In the camp it was time for supper. The gold diggers were gathering around their fires, and the air was rich with smells of wood-smoke and bacon. But at sight of the new party, men and women alike dropped their frying pans and flocked around. Of the diggers at Shiny Gulch, only two or three had come from San Francisco. The rest had been workmen at Sutter’s Fort or settlers in the country close by, and had seen the sawmill men offering gold dust to pay for drinks and guns. Several of them recognized Ning, and they nearly all knew Pocket.

Turning his horse toward Kendra, Pocket introduced two men named Will Gibson and Nathan Larch. He said they had come out last summer in the same wagon train as himself. They were married men, and had brought their wives and children. And here were the ladies, Sue Gibson and Hester Larch. Mighty fine folks.

Will and Nathan wore overalls spattered with mud from the gulch, Sue and Hester were hard-muscled women in sunbonnets and shapeless dresses. They all four had skin like leather and they looked tough as mules, but they had a big noisy vitality that reached out like warm hands in the wilderness. “Glad to see you,” Nathan Larch shouted to Kendra, and Will Gibson boomed, “Howdy, ma’am, make yourself at home.” Several tousle-headed children jumped around, yelling for supper. Hester and Sue told them to mind their manners, and said to Kendra, “Now anything we can do, Mrs. Parks, just let us know.”

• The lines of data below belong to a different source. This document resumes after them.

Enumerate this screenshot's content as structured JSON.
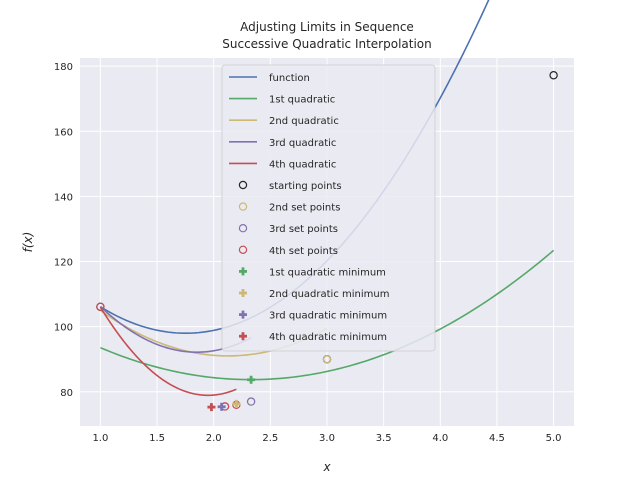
{
  "chart_data": {
    "type": "line",
    "title": "Adjusting Limits in Sequence",
    "subtitle": "Successive Quadratic Interpolation",
    "xlabel": "x",
    "ylabel": "f(x)",
    "xlim": [
      0.82,
      5.18
    ],
    "ylim": [
      69.5,
      182.5
    ],
    "xticks": [
      "1.0",
      "1.5",
      "2.0",
      "2.5",
      "3.0",
      "3.5",
      "4.0",
      "4.5",
      "5.0"
    ],
    "yticks": [
      "80",
      "100",
      "120",
      "140",
      "160",
      "180"
    ],
    "grid": true,
    "legend_position": "upper-center",
    "lines": [
      {
        "name": "function",
        "color": "#4C72B0",
        "quad": [
          14.32,
          -50.22,
          142.02
        ],
        "x_range": [
          1.0,
          5.0
        ]
      },
      {
        "name": "1st quadratic",
        "color": "#55A868",
        "quad": [
          5.56,
          -25.89,
          113.88
        ],
        "x_range": [
          1.0,
          5.0
        ]
      },
      {
        "name": "2nd quadratic",
        "color": "#CCB974",
        "quad": [
          11.0,
          -46.8,
          140.8
        ],
        "x_range": [
          1.0,
          3.0
        ]
      },
      {
        "name": "3rd quadratic",
        "color": "#8172B2",
        "quad": [
          19.4,
          -71.8,
          158.6
        ],
        "x_range": [
          1.0,
          2.33
        ]
      },
      {
        "name": "4th quadratic",
        "color": "#C44E52",
        "quad": [
          30.0,
          -117.0,
          193.0
        ],
        "x_range": [
          1.0,
          2.2
        ]
      }
    ],
    "point_sets": [
      {
        "name": "starting points",
        "color": "#262626",
        "points": [
          [
            1.0,
            106.1
          ],
          [
            3.0,
            90.0
          ],
          [
            5.0,
            177.2
          ]
        ]
      },
      {
        "name": "2nd set points",
        "color": "#CCB974",
        "points": [
          [
            1.0,
            106.1
          ],
          [
            2.33,
            77.0
          ],
          [
            3.0,
            90.0
          ]
        ]
      },
      {
        "name": "3rd set points",
        "color": "#8172B2",
        "points": [
          [
            1.0,
            106.1
          ],
          [
            2.1,
            75.5
          ],
          [
            2.33,
            77.0
          ]
        ]
      },
      {
        "name": "4th set points",
        "color": "#C44E52",
        "points": [
          [
            1.0,
            106.1
          ],
          [
            2.1,
            75.5
          ],
          [
            2.2,
            76.0
          ]
        ]
      }
    ],
    "minima": [
      {
        "name": "1st quadratic minimum",
        "color": "#55A868",
        "x": 2.33,
        "y": 83.7
      },
      {
        "name": "2nd quadratic minimum",
        "color": "#CCB974",
        "x": 2.2,
        "y": 76.3
      },
      {
        "name": "3rd quadratic minimum",
        "color": "#8172B2",
        "x": 2.07,
        "y": 75.4
      },
      {
        "name": "4th quadratic minimum",
        "color": "#C44E52",
        "x": 1.98,
        "y": 75.3
      }
    ]
  }
}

They were, as Pocket had said, fine folks. Kendra smiled back at them and thanked them for their welcome. But she was so tired that smiling was an effort, and she could not help feeling relieved when Hester and Sue called their families to supper at the campfires.

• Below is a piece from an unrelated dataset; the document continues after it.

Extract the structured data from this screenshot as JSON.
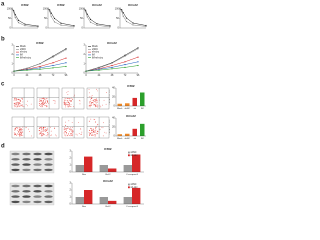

Ning had told the others to wait while he and Hiram rode off to find a good site for their own camp. Kendra thought now she would have a few minutes of restful silence, but she had forgotten that when she and Marny looked down from the hilltop they had counted three women at Shiny Gulch. Hester and Sue were two of them. Now the third woman had planted herself beside Kendra’s horse and was examining Kendra with critical eyes. This woman did not look like the other two. She was a small plump creature about thirty years old, shaped like a sausage roll. She wore a blue gingham apron, and she had yellow curls drawn up high and pinned in a bunch, so that she looked as if she were wearing a lot of wilted daffodils on her head.

“My name,” she announced sternly, “is Edith Posey.” She added with emphasis, “
Mrs.
Edith Posey.”

“How do you do,” said Kendra.

“You’re not going to like it here,” snapped Mrs. Edith Posey.

“Why not?” Kendra asked.

“Up here,” said Mrs. Posey, “we
work.

Kendra brushed away a gnat that had lit on her nose. “I’m used to work,” she returned.

Mrs. Posey shook her head so hard that the yellow curls bobbled. “You don’t look it. You look like a New York society girl. Where’d you come from?”

Kendra almost told Mrs. Posey to mind her own business, but desisted because she was so tired and it took less energy to give a plain answer. “I was born in Baltimore,” she said. “I went to school in New York.”

“I told you so,” said Mrs. Posey. She nodded sharply and the curls nodded with her. “Society girl. You won’t like it.”